Updated on May 28, 2019
Casey White profile image

Dorothy is a Master Gardener, former newspaper reporter, and the author of several books. Michael is a landscape/nature photographer in NM.

Common White Jasmine Is the Most Fragrant

The common white jasmine was brought back to England from India by explorer Vasca da Gama in the 16th century.  It soon became a hit with English gardeners who were wild about the fragrance and the beautiful flowers that bloom from summer into fall.
The common white jasmine was brought back to England from India by explorer Vasca da Gama in the 16th century.
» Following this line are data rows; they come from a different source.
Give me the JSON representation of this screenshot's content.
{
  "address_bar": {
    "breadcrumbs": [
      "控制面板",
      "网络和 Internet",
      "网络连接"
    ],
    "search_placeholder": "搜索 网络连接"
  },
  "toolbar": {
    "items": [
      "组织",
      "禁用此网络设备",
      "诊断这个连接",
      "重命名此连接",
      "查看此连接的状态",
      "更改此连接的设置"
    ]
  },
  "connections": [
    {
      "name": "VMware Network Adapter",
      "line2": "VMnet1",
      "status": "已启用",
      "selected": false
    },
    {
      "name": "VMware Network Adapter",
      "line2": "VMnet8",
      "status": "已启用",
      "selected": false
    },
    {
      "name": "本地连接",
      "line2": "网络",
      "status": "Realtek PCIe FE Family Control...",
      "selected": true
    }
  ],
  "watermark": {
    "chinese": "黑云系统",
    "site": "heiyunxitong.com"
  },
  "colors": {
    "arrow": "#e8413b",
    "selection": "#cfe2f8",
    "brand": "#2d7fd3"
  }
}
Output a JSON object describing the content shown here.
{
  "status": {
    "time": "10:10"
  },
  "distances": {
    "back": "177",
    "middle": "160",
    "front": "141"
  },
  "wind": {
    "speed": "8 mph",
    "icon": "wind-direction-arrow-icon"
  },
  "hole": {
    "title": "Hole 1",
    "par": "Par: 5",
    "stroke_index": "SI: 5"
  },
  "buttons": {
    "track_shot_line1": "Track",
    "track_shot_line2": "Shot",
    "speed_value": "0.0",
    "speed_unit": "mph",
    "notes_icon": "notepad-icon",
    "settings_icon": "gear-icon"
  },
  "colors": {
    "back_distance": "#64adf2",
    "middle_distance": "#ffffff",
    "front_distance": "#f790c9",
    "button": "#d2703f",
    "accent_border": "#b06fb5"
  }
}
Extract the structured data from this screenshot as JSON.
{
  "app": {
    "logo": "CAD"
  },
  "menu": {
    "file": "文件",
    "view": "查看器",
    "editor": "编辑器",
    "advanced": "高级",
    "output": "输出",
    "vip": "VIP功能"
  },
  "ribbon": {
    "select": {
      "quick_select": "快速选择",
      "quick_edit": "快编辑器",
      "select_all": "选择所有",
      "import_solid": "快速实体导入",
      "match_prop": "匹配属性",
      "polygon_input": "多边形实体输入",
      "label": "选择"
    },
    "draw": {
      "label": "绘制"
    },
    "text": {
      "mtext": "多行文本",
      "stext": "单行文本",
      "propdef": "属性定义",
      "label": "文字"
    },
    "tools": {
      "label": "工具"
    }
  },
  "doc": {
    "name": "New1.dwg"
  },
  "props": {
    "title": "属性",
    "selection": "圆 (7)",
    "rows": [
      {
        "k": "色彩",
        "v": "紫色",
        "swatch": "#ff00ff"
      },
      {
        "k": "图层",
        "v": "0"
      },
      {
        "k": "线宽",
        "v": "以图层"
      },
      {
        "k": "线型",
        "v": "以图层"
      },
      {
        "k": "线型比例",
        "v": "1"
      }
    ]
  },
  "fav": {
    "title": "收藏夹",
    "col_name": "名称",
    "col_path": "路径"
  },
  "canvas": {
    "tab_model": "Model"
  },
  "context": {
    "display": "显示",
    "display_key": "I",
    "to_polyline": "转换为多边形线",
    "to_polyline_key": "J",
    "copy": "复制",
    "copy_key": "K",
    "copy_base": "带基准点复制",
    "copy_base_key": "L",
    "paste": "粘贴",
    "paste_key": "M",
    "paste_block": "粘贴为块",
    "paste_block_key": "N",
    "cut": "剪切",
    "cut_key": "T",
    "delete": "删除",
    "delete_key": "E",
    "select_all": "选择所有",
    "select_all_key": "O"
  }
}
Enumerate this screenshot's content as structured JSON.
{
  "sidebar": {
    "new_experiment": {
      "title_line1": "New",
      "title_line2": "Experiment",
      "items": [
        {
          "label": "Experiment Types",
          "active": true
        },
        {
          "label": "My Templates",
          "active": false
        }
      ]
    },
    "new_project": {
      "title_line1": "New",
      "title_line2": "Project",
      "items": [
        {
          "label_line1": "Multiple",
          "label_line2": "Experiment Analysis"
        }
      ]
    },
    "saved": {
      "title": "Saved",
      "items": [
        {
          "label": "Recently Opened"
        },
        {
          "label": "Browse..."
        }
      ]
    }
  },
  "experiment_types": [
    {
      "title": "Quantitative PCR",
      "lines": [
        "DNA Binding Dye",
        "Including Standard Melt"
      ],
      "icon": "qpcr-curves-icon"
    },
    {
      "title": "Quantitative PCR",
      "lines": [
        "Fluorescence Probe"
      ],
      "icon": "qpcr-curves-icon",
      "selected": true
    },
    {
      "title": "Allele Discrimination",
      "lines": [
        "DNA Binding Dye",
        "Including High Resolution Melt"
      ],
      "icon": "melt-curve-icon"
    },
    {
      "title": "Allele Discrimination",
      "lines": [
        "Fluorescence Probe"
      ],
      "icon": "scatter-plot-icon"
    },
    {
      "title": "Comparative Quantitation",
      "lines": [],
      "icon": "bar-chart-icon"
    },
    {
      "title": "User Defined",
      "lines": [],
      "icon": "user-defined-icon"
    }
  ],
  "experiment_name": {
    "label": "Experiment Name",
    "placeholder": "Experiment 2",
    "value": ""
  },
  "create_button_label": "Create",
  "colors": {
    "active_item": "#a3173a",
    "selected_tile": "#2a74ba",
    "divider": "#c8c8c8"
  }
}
It soon became a hit with English gardeners who were wild about the fragrance and the beautiful flowers that bloom from summer into fall.

Common White Jasmine

During the 16th century, explorer Vasco da Gama was the first person to sail directly from Europe to India. He had been commissioned by the king of Portugal to find a maritime route to the East. Luckily, he was not only an explorer but also a flower lover and had the foresight to bring some Jasminum officinale (common white jasmine) back to England from India.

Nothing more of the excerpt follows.